The Morrígan War Doctrine Truth – 28
The Predictable Negotiator (MWD-28)
Combatting Predictability in the Age of AI
Your counterparty is not just listening to what you say — they are cataloguing how you negotiate.
Every time you open with the same anchor, concede at the same threshold, or fall silent at the same pressure point, you are not just making a deal. You are teaching. You are demonstrating the shape of your tactics, the sequence of your moves, the exact conditions under which you will yield or hold. The first time, it is a negotiation. The second time, it is a pattern. By the third time, it is a script — and the other side has already read it.
This is not a failure of intelligence. It is a failure of variation. Most people negotiate from a fixed repertoire — a small set of approaches that worked once and became default. The anchor they always open with. The silence they deploy when they want to create pressure. The concession they offer when they sense the deal is close to breaking. These are not bad tactics. They are effective tactics. The problem is that effectiveness, repeated without variation, becomes predictability. And predictability, in any exchange where someone is paying attention, becomes a liability.
Consider what the other side accumulates across multiple interactions. Not just the outcome of the last deal — the behavioral data behind it. They know you always anchor high and then move. They know you respond to silence with a counteroffer rather than holding your position. They know that when you mention a deadline, it is usually real, and when you mention a competing offer, it usually is not. They have not studied you deliberately. They have simply paid attention to enough exchanges to build a working model. And now they are not negotiating against your position. They are negotiating against your pattern.
In the age of AI, this dynamic is no longer limited to experienced counterparties with long memories. Systems that process negotiation transcripts, communication patterns, and behavioral data can construct that model from far fewer interactions — and with far greater precision. The pattern you repeat across three conversations may be enough. The tactic you rely on in every high-stakes exchange is already a known variable. What was once a learned advantage becomes, at scale, a predictable input.
This is the asymmetry that the doctrine names: you are negotiating in real time, while the model being used against you was built across every prior exchange. You arrive with your best move. They arrive with a counter to your best move, already prepared. The gap between those two positions is not intelligence or experience. It is the cost of repetition. Every time you varied nothing, you narrowed the distance between your tactics and their preparation. By the time you reach the table, the negotiation may already be over.
The Morrígan does not negotiate from a fixed script. She reads the field before she moves on it. Where others arrive at the table with a strategy — a sequence of moves prepared in advance — she arrives with a range. She knows the tactic she will use, but she has not decided which one until she has read the room. The anchor, the silence, the concession, the hard stop — each is available to her, and none is automatic. What she deploys depends on what the moment requires, not on what worked last time. This is not improvisation. It is preparation at a higher order: not preparing the move, but preparing the capacity to choose the move.

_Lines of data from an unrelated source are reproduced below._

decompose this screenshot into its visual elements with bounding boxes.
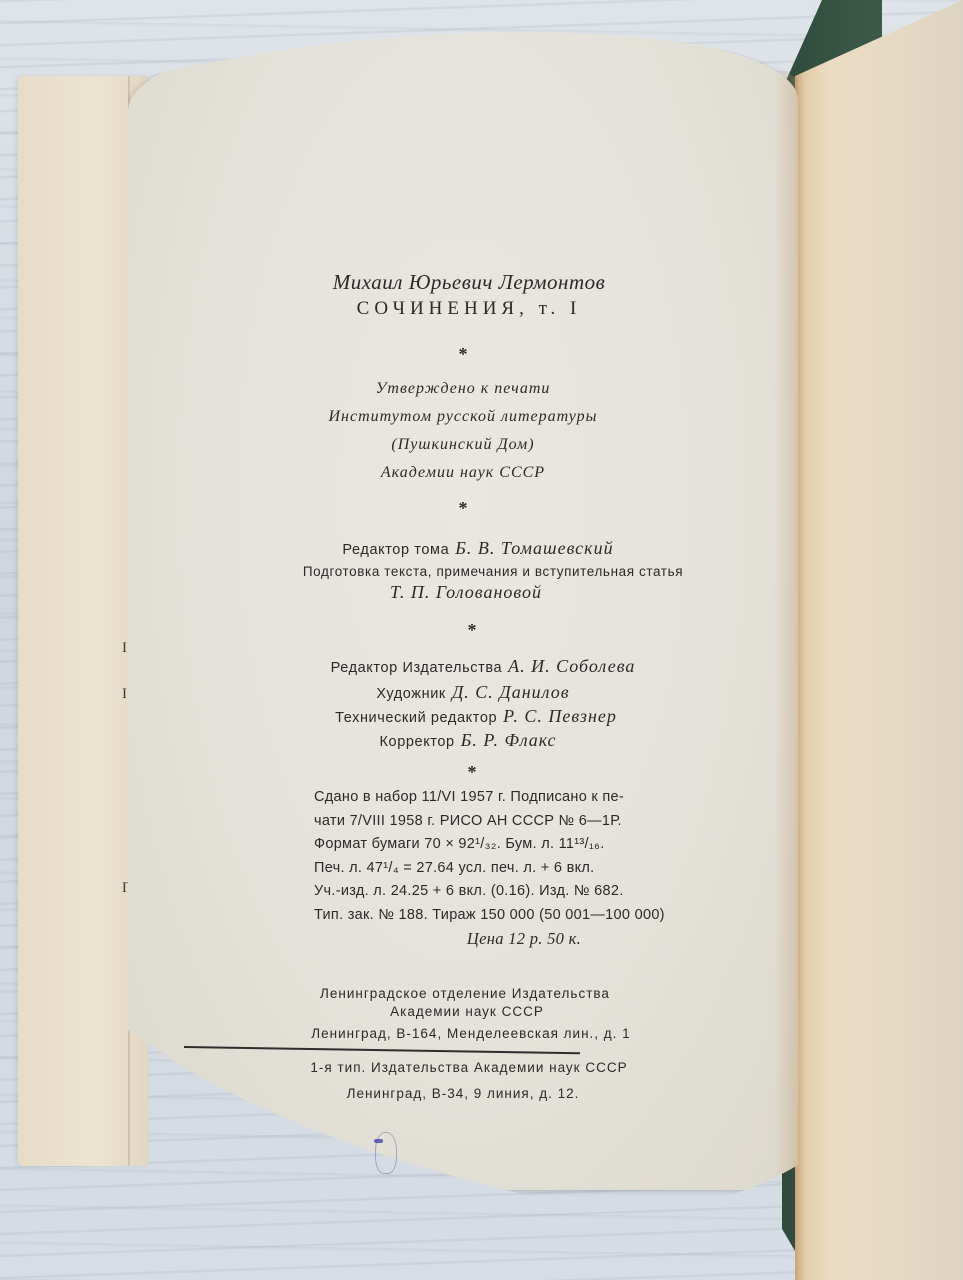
print-detail-line: чати 7/VIII 1958 г. РИСО АН СССР № 6—1Р. [314,810,734,834]
proofreader-credit: КорректорБ. Р. Флакс [128,730,798,751]
book-title: СОЧИНЕНИЯ, т. I [128,298,798,320]
print-detail-line: Тип. зак. № 188. Тираж 150 000 (50 001—1… [314,904,734,928]
credit-name: Б. Р. Флакс [461,730,557,750]
credit-name: А. И. Соболева [508,656,635,676]
credit-role: Технический редактор [335,710,497,726]
volume-editor-credit: Редактор томаБ. В. Томашевский [128,538,798,559]
artist-credit: ХудожникД. С. Данилов [128,682,798,703]
right-facing-page [795,0,963,1280]
price: Цена 12 р. 50 к. [314,927,734,951]
print-detail-line: Уч.-изд. л. 24.25 + 6 вкл. (0.16). Изд. … [314,880,734,904]
publisher-line: Ленинградское отделение Издательства [128,986,798,1001]
publisher-editor-credit: Редактор ИздательстваА. И. Соболева [128,656,798,677]
approval-line: (Пушкинский Дом) [128,436,798,454]
credit-role: Подготовка текста, примечания и вступите… [303,564,683,579]
credit-name: Р. С. Певзнер [503,706,617,726]
approval-line: Институтом русской литературы [128,408,798,426]
credit-name: Т. П. Головановой [390,582,542,602]
publisher-line: Ленинград, В-164, Менделеевская лин., д.… [128,1026,798,1041]
text-preparation-name: Т. П. Головановой [128,582,798,603]
author-name: Михаил Юрьевич Лермонтов [128,270,798,295]
printer-line: 1-я тип. Издательства Академии наук СССР [128,1060,798,1075]
print-details: Сдано в набор 11/VI 1957 г. Подписано к … [314,786,734,951]
publisher-line: Академии наук СССР [128,1004,798,1019]
back-page-glyph: I [122,686,127,703]
credit-name: Д. С. Данилов [452,682,570,702]
handwritten-ink-mark [375,1132,397,1174]
approval-line: Академии наук СССР [128,464,798,482]
printer-line: Ленинград, В-34, 9 линия, д. 12. [128,1086,798,1101]
back-page-glyph: I [122,640,127,657]
photo-scene: I I Г Михаил Юрьевич Лермонтов СОЧИНЕНИЯ… [0,0,963,1280]
credit-role: Художник [376,686,445,702]
approval-line: Утверждено к печати [128,380,798,398]
print-detail-line: Формат бумаги 70 × 92¹/₃₂. Бум. л. 11¹³/… [314,833,734,857]
text-preparation-credit: Подготовка текста, примечания и вступите… [128,564,798,579]
print-detail-line: Печ. л. 47¹/₄ = 27.64 усл. печ. л. + 6 в… [314,857,734,881]
page-text: Михаил Юрьевич Лермонтов СОЧИНЕНИЯ, т. I… [128,0,798,1280]
section-separator: * [128,762,798,783]
technical-editor-credit: Технический редакторР. С. Певзнер [128,706,798,727]
credit-name: Б. В. Томашевский [455,538,613,558]
credit-role: Редактор Издательства [331,660,503,676]
section-separator: * [128,498,798,519]
section-separator: * [128,620,798,641]
credit-role: Редактор тома [342,542,449,558]
credit-role: Корректор [379,734,454,750]
section-separator: * [128,344,798,365]
print-detail-line: Сдано в набор 11/VI 1957 г. Подписано к … [314,786,734,810]
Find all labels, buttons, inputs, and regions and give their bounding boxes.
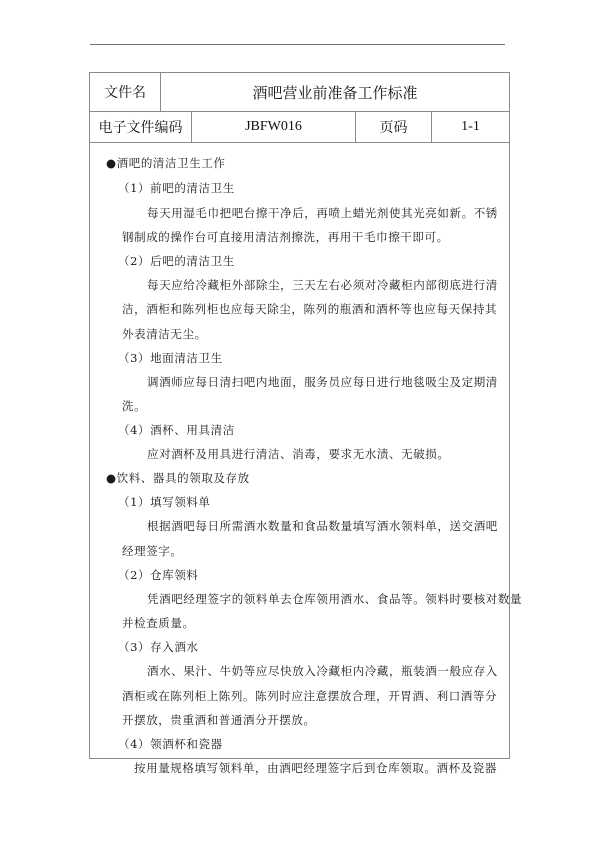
subsection-heading: （4）领酒杯和瓷器: [118, 736, 223, 752]
section-heading: ●饮料、器具的领取及存放: [106, 470, 250, 486]
paragraph-line: 调酒师应每日清扫吧内地面，服务员应每日进行地毯吸尘及定期清: [147, 374, 498, 390]
subsection-heading: （2）后吧的清洁卫生: [118, 253, 235, 269]
title-row: 文件名 酒吧营业前准备工作标准: [90, 73, 509, 112]
subsection-heading: （1）前吧的清洁卫生: [118, 180, 235, 196]
paragraph-line: 酒水、果汁、牛奶等应尽快放入冷藏柜内冷藏，瓶装酒一般应存入: [147, 663, 498, 679]
file-name-label: 文件名: [90, 73, 161, 111]
paragraph-line: 开摆放，贵重酒和普通酒分开摆放。: [122, 712, 316, 728]
paragraph-line: 凭酒吧经理签字的领料单去仓库领用酒水、食品等。领料时要核对数量: [147, 591, 522, 607]
document-title: 酒吧营业前准备工作标准: [161, 73, 509, 111]
paragraph-line: 洗。: [122, 398, 146, 414]
document-table: 文件名 酒吧营业前准备工作标准 电子文件编码 JBFW016 页码 1-1 ●酒…: [89, 72, 510, 759]
page-value-text: 1-1: [461, 119, 480, 135]
subsection-heading: （4）酒杯、用具清洁: [118, 422, 235, 438]
subsection-heading: （1）填写领料单: [118, 494, 211, 510]
page-value: 1-1: [432, 112, 509, 142]
code-row: 电子文件编码 JBFW016 页码 1-1: [90, 112, 509, 143]
subsection-heading: （3）地面清洁卫生: [118, 350, 223, 366]
document-body: ●酒吧的清洁卫生工作（1）前吧的清洁卫生每天用湿毛巾把吧台擦干净后，再喷上蜡光剂…: [90, 143, 509, 758]
subsection-heading: （3）存入酒水: [118, 639, 199, 655]
paragraph-line: 按用量规格填写领料单，由酒吧经理签字后到仓库领取。酒杯及瓷器: [134, 760, 497, 776]
paragraph-line: 外表清洁无尘。: [122, 326, 207, 342]
header-rule: [90, 44, 505, 45]
paragraph-line: 并检查质量。: [122, 615, 195, 631]
paragraph-line: 酒柜或在陈列柜上陈列。陈列时应注意摆放合理，开胃酒、利口酒等分: [122, 688, 497, 704]
paragraph-line: 根据酒吧每日所需酒水数量和食品数量填写酒水领料单，送交酒吧: [147, 518, 498, 534]
paragraph-line: 每天用湿毛巾把吧台擦干净后，再喷上蜡光剂使其光亮如新。不锈: [147, 205, 498, 221]
paragraph-line: 应对酒杯及用具进行清洁、消毒，要求无水渍、无破损。: [147, 446, 450, 462]
code-label: 电子文件编码: [90, 112, 192, 142]
code-value-text: JBFW016: [245, 119, 302, 135]
paragraph-line: 每天应给冷藏柜外部除尘，三天左右必须对冷藏柜内部彻底进行清: [147, 277, 498, 293]
paragraph-line: 钢制成的操作台可直接用清洁剂擦洗，再用干毛巾擦干即可。: [122, 229, 449, 245]
subsection-heading: （2）仓库领料: [118, 567, 199, 583]
code-value: JBFW016: [192, 112, 356, 142]
paragraph-line: 洁，酒柜和陈列柜也应每天除尘，陈列的瓶酒和酒杯等也应每天保持其: [122, 301, 497, 317]
paragraph-line: 经理签字。: [122, 543, 183, 559]
section-heading: ●酒吧的清洁卫生工作: [106, 155, 226, 171]
page-label: 页码: [356, 112, 432, 142]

The distinction matters because it is the difference between a negotiator who is effective and a negotiator who is uncatalogued. The effective negotiator wins deals. The uncatalogued negotiator wins deals and remains unreadable — which means the next deal begins on different terms. The counterparty cannot prepare a counter to a move they cannot predict. They cannot neutralize a tactic they have not yet seen. Every time you vary your approach, you reset the model. You force the other side to negotiate in real time rather than from a prepared script of their own.

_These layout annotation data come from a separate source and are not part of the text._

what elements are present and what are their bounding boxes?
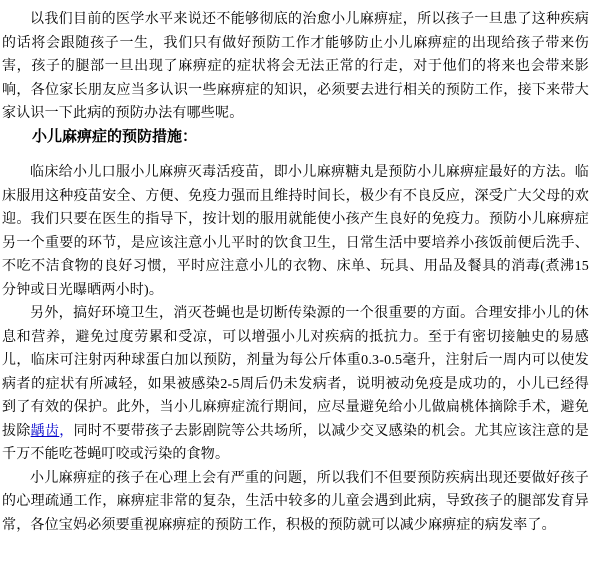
article-page: 以我们目前的医学水平来说还不能够彻底的治愈小儿麻痹症，所以孩子一旦患了这种疾病的… xyxy=(0,0,591,566)
paragraph-hygiene-text-before: 另外，搞好环境卫生，消灭苍蝇也是切断传染源的一个很重要的方面。合理安排小儿的休息… xyxy=(2,306,589,439)
paragraph-hygiene-text-after: 同时不要带孩子去影剧院等公共场所，以减少交叉感染的机会。尤其应该注意的是千万不能… xyxy=(2,424,589,463)
paragraph-psychology: 小儿麻痹症的孩子在心理上会有严重的问题，所以我们不但要预防疾病出现还要做好孩子的… xyxy=(2,467,589,538)
caries-keyword-link[interactable]: 龋齿 xyxy=(31,424,60,439)
paragraph-intro: 以我们目前的医学水平来说还不能够彻底的治愈小儿麻痹症，所以孩子一旦患了这种疾病的… xyxy=(2,8,589,126)
section-heading-prevention: 小儿麻痹症的预防措施： xyxy=(2,126,589,150)
caries-link-trailing-comma: ， xyxy=(59,424,73,439)
paragraph-vaccine: 临床给小儿口服小儿麻痹灭毒活疫苗，即小儿麻痹糖丸是预防小儿麻痹症最好的方法。临床… xyxy=(2,161,589,302)
paragraph-hygiene: 另外，搞好环境卫生，消灭苍蝇也是切断传染源的一个很重要的方面。合理安排小儿的休息… xyxy=(2,302,589,467)
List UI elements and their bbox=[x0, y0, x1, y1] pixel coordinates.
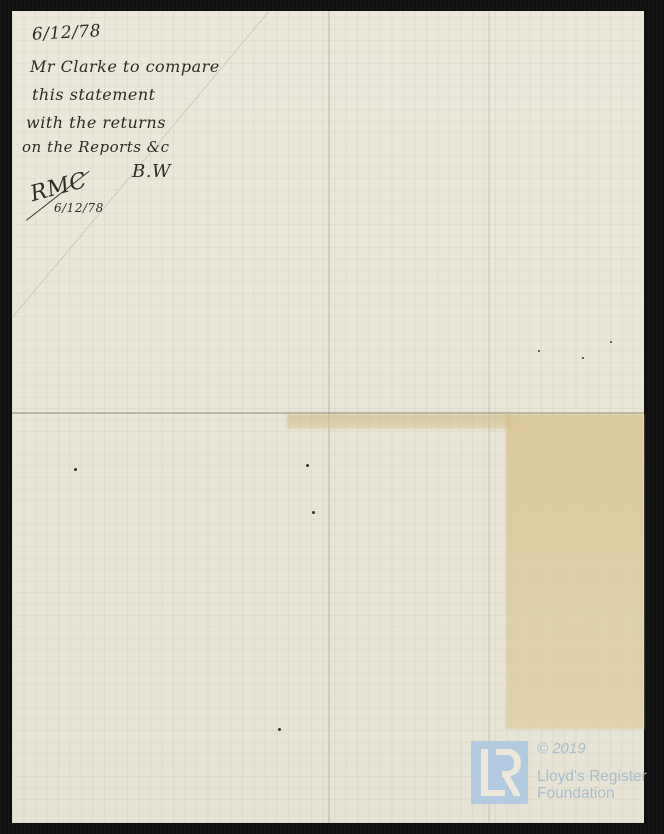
annotation-line: with the returns bbox=[26, 113, 166, 132]
signature: B.W bbox=[132, 161, 171, 182]
ink-speck bbox=[610, 341, 612, 343]
tape-stain-block bbox=[506, 414, 644, 729]
organization-name-line2: Foundation bbox=[537, 785, 647, 802]
tape-stain-strip bbox=[287, 414, 512, 429]
lr-logo-icon bbox=[471, 741, 528, 804]
initials-date: 6/12/78 bbox=[54, 201, 104, 215]
organization-name-line1: Lloyd's Register bbox=[537, 768, 647, 785]
organization-name: Lloyd's Register Foundation bbox=[537, 768, 647, 802]
lloyds-register-watermark: © 2019 Lloyd's Register Foundation bbox=[471, 741, 664, 807]
ink-speck bbox=[582, 357, 584, 359]
ink-speck bbox=[538, 350, 540, 352]
document-page: 6/12/78 Mr Clarke to compare this statem… bbox=[12, 11, 644, 823]
copyright-text: © 2019 bbox=[537, 740, 586, 757]
annotation-line: this statement bbox=[32, 85, 156, 104]
ink-speck bbox=[278, 728, 281, 731]
ink-speck bbox=[306, 464, 309, 467]
handwritten-annotation: 6/12/78 Mr Clarke to compare this statem… bbox=[20, 15, 290, 235]
ink-speck bbox=[312, 511, 315, 514]
annotation-date: 6/12/78 bbox=[32, 21, 102, 45]
annotation-line: on the Reports &c bbox=[22, 138, 170, 156]
ink-speck bbox=[74, 468, 77, 471]
annotation-line: Mr Clarke to compare bbox=[30, 57, 220, 76]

What you lose when the pattern governs is not just individual deals. You lose the element of surprise — which, in any exchange where leverage matters, is one of the most valuable assets you hold. A negotiator who can be anticipated has already surrendered a portion of their leverage before the conversation begins. The other side has already prepared the counter. The move you were planning to make has already been neutralized. You are not negotiating. You are executing a script that both sides have already read.

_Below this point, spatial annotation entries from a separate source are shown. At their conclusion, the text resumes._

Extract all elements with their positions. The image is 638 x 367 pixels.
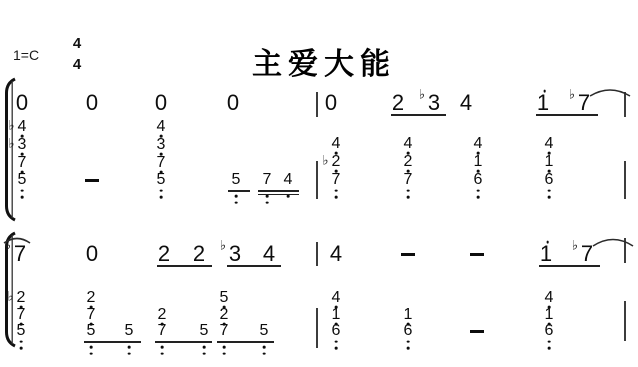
octave-dot-below [223,352,226,355]
note: 4 [545,290,554,306]
note: 7 [220,323,229,339]
note: 5 [125,323,134,339]
octave-dot-below [223,346,226,349]
barline [624,301,626,341]
octave-dot-below [407,340,410,343]
octave-dot-below [90,346,93,349]
octave-dot-below [90,352,93,355]
note: 2 [158,307,167,323]
octave-dot-below [161,352,164,355]
note: 6 [332,323,341,339]
sheet-music: 1=C 4 4 主爱大能 0000023♭417♭4♭3♭75437557442… [0,0,638,367]
octave-dot-below [335,340,338,343]
note: 1 [332,307,341,323]
note: 2 [220,307,229,323]
note: 1 [404,307,413,323]
octave-dot-below [407,347,410,350]
note: 5 [220,290,229,306]
octave-dot-below [128,346,131,349]
octave-dot-below [548,347,551,350]
note: 7 [158,323,167,339]
beat-underline [155,341,212,343]
note: 7 [87,307,96,323]
voice-accompaniment: 2♭752755275527541616416 [0,0,638,367]
octave-dot-below [203,352,206,355]
octave-dot-below [263,352,266,355]
note: 6 [404,323,413,339]
note: 5 [17,323,26,339]
note: 5 [260,323,269,339]
note: 7 [17,307,26,323]
octave-dot-below [161,346,164,349]
beat-underline [217,341,274,343]
note: 5 [200,323,209,339]
octave-dot-below [128,352,131,355]
octave-dot-below [203,346,206,349]
octave-dot-below [263,346,266,349]
octave-dot-below [335,347,338,350]
octave-dot-below [548,340,551,343]
beat-underline [84,341,141,343]
barline [316,308,318,348]
note: 4 [332,290,341,306]
octave-dot-below [20,340,23,343]
flat-sign: ♭ [7,291,13,304]
note: 5 [87,323,96,339]
system-2: 7♭0223♭4417♭2♭752755275527541616416 [0,0,638,367]
note: 1 [545,307,554,323]
note: 2 [17,290,26,306]
note: 6 [545,323,554,339]
sustain-dash [470,330,484,333]
note: 2 [87,290,96,306]
octave-dot-below [20,347,23,350]
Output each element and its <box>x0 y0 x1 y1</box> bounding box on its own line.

Closing Directive: Before your next negotiation, identify the tactic you always use — and set it aside. Not permanently. Just this once. Use the move that is least expected from you, and watch what the other side does when the script they prepared does not arrive. That moment of recalibration is the space where your leverage lives.
Vantage Point
Standing here, you can finally see the negotiation that was never about the terms. It was about the pattern — yours, mapped and prepared against before you arrived. The moment you varied the approach, the prepared counter had nothing to land on. What you are looking at now is not a better deal. It is the evidence that the model they built of you just became obsolete. The next table begins with no map. That is the only position from which you negotiate on your own terms.